There are two ways to work in this world, harder, or smarter. I choose to work smarter. I'll let you guess whether I use presets or not.


----------



## donny1963 (Jan 21, 2017)

presets are a time safter, i do many wedding shoots, and on average wedding shoot i take about 1500 pictures or more..
now of course i got about 50 shots in the church, then another 100 out side, then the rest at the reception at a different location.
So each place my images are going to have different light balance , light settings some with just fill flash some with the flash is the main light.

So lets say i start working with the shots in the church, the light balance is going to be the same, the light situation will be as well, so all my images will have similar exposures , what i do is edit the first picture and save what adjustments i did to that picture in a pre-set, then each time i move on to the next image i first apply the pre-set to get the next image i'm working on to be similar at least to what i want then if needed make more adjustments.

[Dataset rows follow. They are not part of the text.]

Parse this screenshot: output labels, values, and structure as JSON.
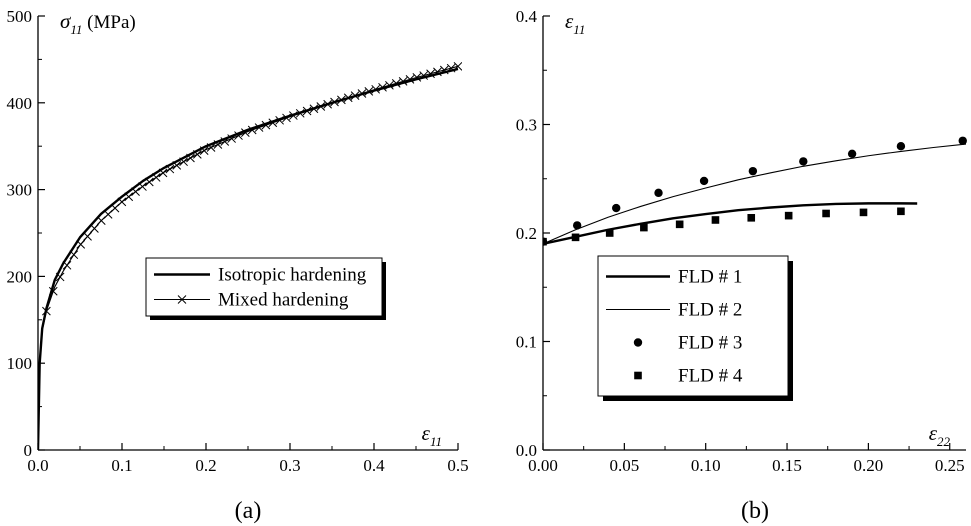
{
  "chart_data": [
    {
      "type": "line",
      "caption": "(a)",
      "ylabel_symbol": "σ",
      "ylabel_sub": "11",
      "ylabel_unit": "(MPa)",
      "xlabel_symbol": "ε",
      "xlabel_sub": "11",
      "xlim": [
        0,
        0.5
      ],
      "ylim": [
        0,
        500
      ],
      "xticks": [
        0.0,
        0.1,
        0.2,
        0.3,
        0.4,
        0.5
      ],
      "xtick_labels": [
        "0.0",
        "0.1",
        "0.2",
        "0.3",
        "0.4",
        "0.5"
      ],
      "yticks": [
        0,
        100,
        200,
        300,
        400,
        500
      ],
      "ytick_labels": [
        "0",
        "100",
        "200",
        "300",
        "400",
        "500"
      ],
      "legend_position": "center",
      "series": [
        {
          "name": "Isotropic hardening",
          "style": "thick-line",
          "x": [
            0,
            0.002,
            0.005,
            0.01,
            0.02,
            0.03,
            0.05,
            0.075,
            0.1,
            0.125,
            0.15,
            0.2,
            0.25,
            0.3,
            0.35,
            0.4,
            0.45,
            0.5
          ],
          "y": [
            0,
            100,
            140,
            163,
            196,
            215,
            245,
            272,
            292,
            310,
            325,
            350,
            369,
            385,
            400,
            414,
            427,
            439
          ]
        },
        {
          "name": "Mixed hardening",
          "style": "line-x-markers",
          "x": [
            0,
            0.002,
            0.005,
            0.01,
            0.02,
            0.03,
            0.05,
            0.075,
            0.1,
            0.125,
            0.15,
            0.2,
            0.25,
            0.3,
            0.35,
            0.4,
            0.45,
            0.5
          ],
          "y": [
            0,
            100,
            138,
            160,
            188,
            206,
            236,
            264,
            286,
            304,
            320,
            346,
            367,
            384,
            400,
            415,
            429,
            442
          ]
        }
      ]
    },
    {
      "type": "line",
      "caption": "(b)",
      "ylabel_symbol": "ε",
      "ylabel_sub": "11",
      "xlabel_symbol": "ε",
      "xlabel_sub": "22",
      "xlim": [
        0,
        0.26
      ],
      "ylim": [
        0,
        0.4
      ],
      "xticks": [
        0.0,
        0.05,
        0.1,
        0.15,
        0.2,
        0.25
      ],
      "xtick_labels": [
        "0.00",
        "0.05",
        "0.10",
        "0.15",
        "0.20",
        "0.25"
      ],
      "yticks": [
        0.0,
        0.1,
        0.2,
        0.3,
        0.4
      ],
      "ytick_labels": [
        "0.0",
        "0.1",
        "0.2",
        "0.3",
        "0.4"
      ],
      "legend_position": "bottom-left",
      "series": [
        {
          "name": "FLD # 1",
          "style": "thick-line",
          "x": [
            0,
            0.02,
            0.04,
            0.06,
            0.08,
            0.1,
            0.12,
            0.14,
            0.16,
            0.18,
            0.2,
            0.22,
            0.23
          ],
          "y": [
            0.19,
            0.1965,
            0.203,
            0.2085,
            0.2135,
            0.2175,
            0.221,
            0.2235,
            0.2255,
            0.2268,
            0.2273,
            0.2273,
            0.2272
          ]
        },
        {
          "name": "FLD # 2",
          "style": "thin-line",
          "x": [
            0,
            0.02,
            0.04,
            0.06,
            0.08,
            0.1,
            0.12,
            0.14,
            0.16,
            0.18,
            0.2,
            0.22,
            0.24,
            0.26
          ],
          "y": [
            0.19,
            0.203,
            0.2145,
            0.2245,
            0.2335,
            0.2415,
            0.249,
            0.2555,
            0.2615,
            0.2665,
            0.2712,
            0.2752,
            0.2788,
            0.282
          ]
        },
        {
          "name": "FLD # 3",
          "style": "circle-markers",
          "x": [
            0,
            0.021,
            0.045,
            0.071,
            0.099,
            0.129,
            0.16,
            0.19,
            0.22,
            0.258
          ],
          "y": [
            0.192,
            0.207,
            0.223,
            0.237,
            0.248,
            0.257,
            0.266,
            0.273,
            0.28,
            0.285
          ]
        },
        {
          "name": "FLD # 4",
          "style": "square-markers",
          "x": [
            0,
            0.02,
            0.041,
            0.062,
            0.084,
            0.106,
            0.128,
            0.151,
            0.174,
            0.197,
            0.22
          ],
          "y": [
            0.192,
            0.196,
            0.2,
            0.205,
            0.208,
            0.212,
            0.214,
            0.216,
            0.218,
            0.219,
            0.22
          ]
        }
      ]
    }
  ]
}
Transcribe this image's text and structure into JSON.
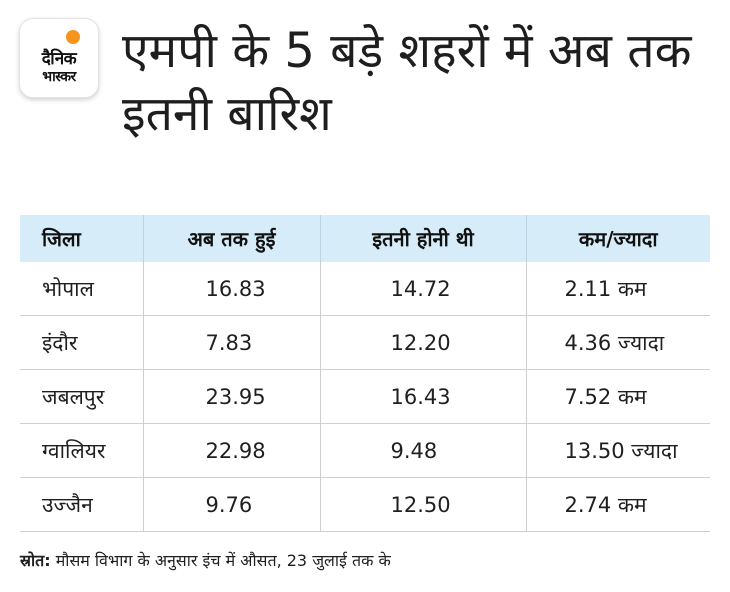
{
  "brand": {
    "line1": "दैनिक",
    "line2": "भास्कर",
    "accent_color": "#f7941d"
  },
  "title": "एमपी के 5 बड़े शहरों में अब तक इतनी बारिश",
  "table": {
    "header_bg": "#d6ecf9",
    "columns": [
      "जिला",
      "अब तक हुई",
      "इतनी होनी थी",
      "कम/ज्यादा"
    ],
    "rows": [
      [
        "भोपाल",
        "16.83",
        "14.72",
        "2.11 कम"
      ],
      [
        "इंदौर",
        "7.83",
        "12.20",
        "4.36 ज्यादा"
      ],
      [
        "जबलपुर",
        "23.95",
        "16.43",
        "7.52 कम"
      ],
      [
        "ग्वालियर",
        "22.98",
        "9.48",
        "13.50 ज्यादा"
      ],
      [
        "उज्जैन",
        "9.76",
        "12.50",
        "2.74 कम"
      ]
    ]
  },
  "source": {
    "label": "स्रोत:",
    "text": "मौसम विभाग के अनुसार इंच में औसत, 23 जुलाई तक के"
  }
}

This saves me the time to have to manually set each image with the settings, i even do them as a batch processing  then move on to the next set where the lighting and situation would be different and so i manually edit the fist one and then save that preset and apply them to all the other image that where taken in that location.. it's so much a life saver,   this cuts down my post- production time by 80% or more.

When you have to edit like 1000 or more images your going to want to use presets, even editing just 200 pictures, why do the same adjustments to 199 of your pictures that you just did to your first picture, that makes no sense..

Donny


----------



## OGsPhotography (Jan 22, 2017)

Are we talking about using the " Previous Button" now for batch processing, thats a seperate function to adjustment brush presets.

I dont use them ( either form) but that is probably due to not having a need and or the knowledge to need them.


----------



## smoke665 (Jan 22, 2017)

@donny1963 I was referring to presets that would be used on a more recurring basis, but the flexibility of the preset is such that your use works as well. I am curious though as to why you save your initial settings as a preset rather than selecting all the photos in the group and using the Synch Button. Wouldn't that accomplish what you want with even less effort?

@OGsPhotography  I guess presets could include batch type processing but my OP was more on those which adjust the sliders to a preset point.


----------



## Rick50 (Jan 22, 2017)

smoke665 said:


> @donny1963 I was referring to presets that would be used on a more recurring basis, but the flexibility of the preset is such that your use works as well. I am curious though as to why you save your initial settings as a preset rather than selecting all the photos in the group and using the Synch Button. Wouldn't that accomplish what you want with even less effort?
> 
> @OGsPhotography  I guess presets could include batch type processing but my OP was more on those which adjust the sliders to a preset point.


I prefer the preset method as it allows me to skip photo's as I go but both methods achieve the same thing.


----------